How should we teach undergraduates in simulation scenarios?

Amit Parekh, Tricia Thorpe
Clinical Teacher 2012, 9 (5): 280-4

BACKGROUND: Simulation is increasingly used by medical schools to prepare final-year undergraduates for foundation year 1. But how should clinical teachers be delivering these simulation sessions to maximise the benefit to students? We sought to evaluate our own final-year simulation course, which uses two different styles of simulation, to identify the most effective method of practically delivering simulation-based teaching to final-year undergraduates.
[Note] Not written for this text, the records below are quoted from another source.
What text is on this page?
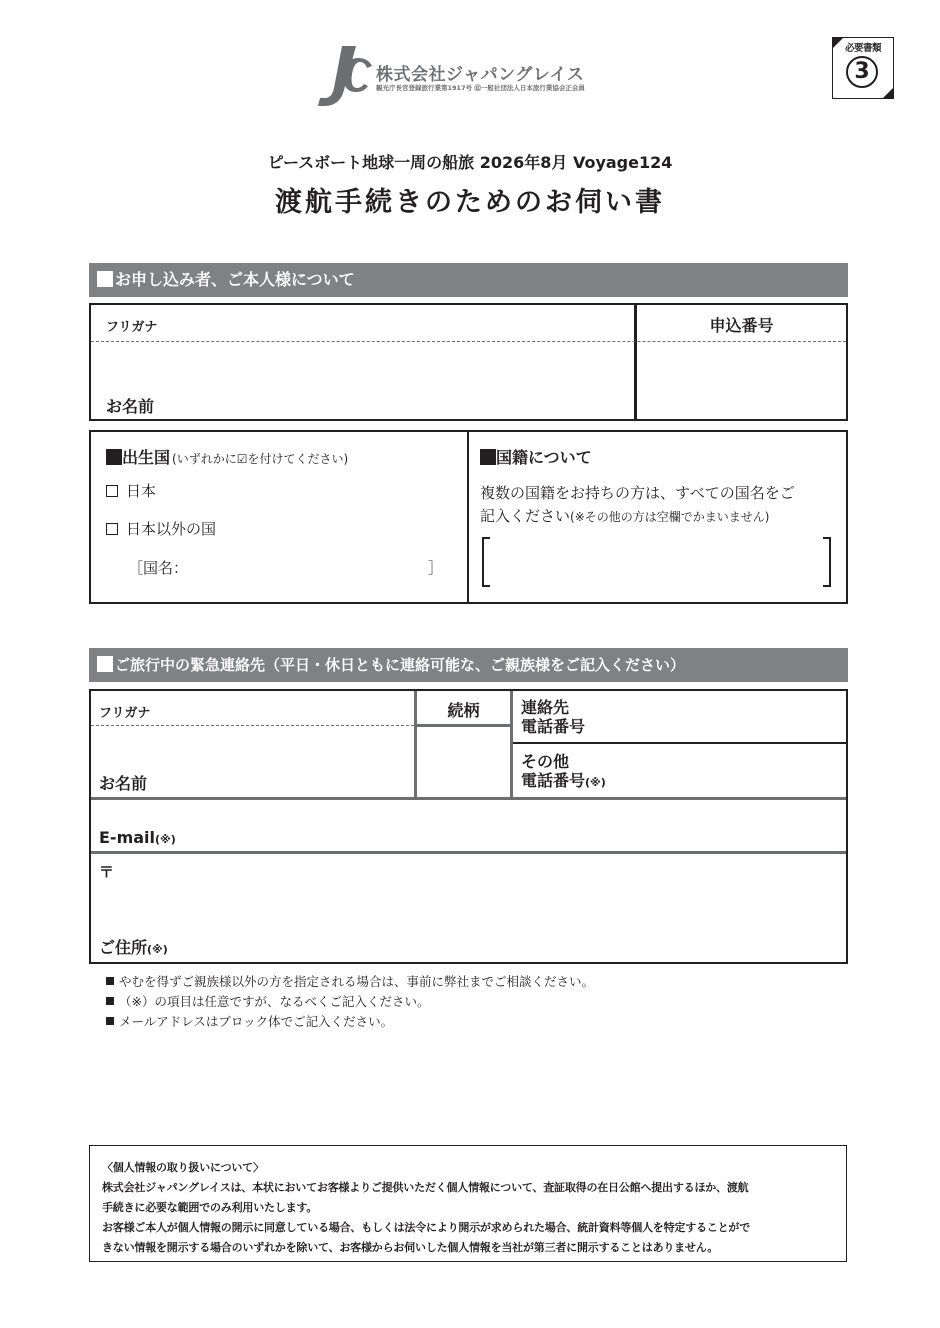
株式会社ジャパングレイス
観光庁長官登録旅行業第1917号 ㊟一般社団法人日本旅行業協会正会員
必要書類
3
ピースボート地球一周の船旅 2026年8月 Voyage124
渡航手続きのためのお伺い書
お申し込み者、ご本人様について
フリガナ
お名前
申込番号
出生国 (いずれかに☑を付けてください)
日本
日本以外の国
［国名：	］
国籍について
複数の国籍をお持ちの方は、すべての国名をご
記入ください(※その他の方は空欄でかまいません)
ご旅行中の緊急連絡先（平日・休日ともに連絡可能な、ご親族様をご記入ください）
フリガナ
お名前
続柄	連絡先
電話番号
その他
電話番号(※)
E-mail(※)
〒
ご住所(※)
やむを得ずご親族様以外の方を指定される場合は、事前に弊社までご相談ください。
（※）の項目は任意ですが、なるべくご記入ください。
メールアドレスはブロック体でご記入ください。
〈個人情報の取り扱いについて〉
株式会社ジャパングレイスは、本状においてお客様よりご提供いただく個人情報について、査証取得の在日公館へ提出するほか、渡航
手続きに必要な範囲でのみ利用いたします。
お客様ご本人が個人情報の開示に同意している場合、もしくは法令により開示が求められた場合、統計資料等個人を特定することがで
きない情報を開示する場合のいずれかを除いて、お客様からお伺いした個人情報を当社が第三者に開示することはありません。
CONTEXT: Bristol Medical School recently introduced a new simulation course for final-year undergraduates. The course ran across two hospital sites. At hospital A, the students experienced real-time scenarios followed by brief feedback, whereas at hospital B, 'condensed' simulations were followed by longer feedback with teaching points. All students completed feedback questionnaires after each session, and seven students participated in a focus group.

INNOVATION: Students felt that both styles of simulation equally achieved the objectives set by the Bristol Medical School, but also that each method had different strengths that added something very valuable to the learning experience. Students appreciated the detailed feedback they received in the condensed simulation sessions because it helped them to identify key improvements. The real-time simulation encouraged experiential learning and gave students an idea of the issues involved in real-life emergency situations. Students also enjoyed the role-play element in the real-time simulation.

IMPLICATIONS: The two different styles of simulation complement each other, and together provide a richer learning experience for students. We suggest that clinical teachers may wish to consider varying their styles of simulation teaching so as to maximise students' learning.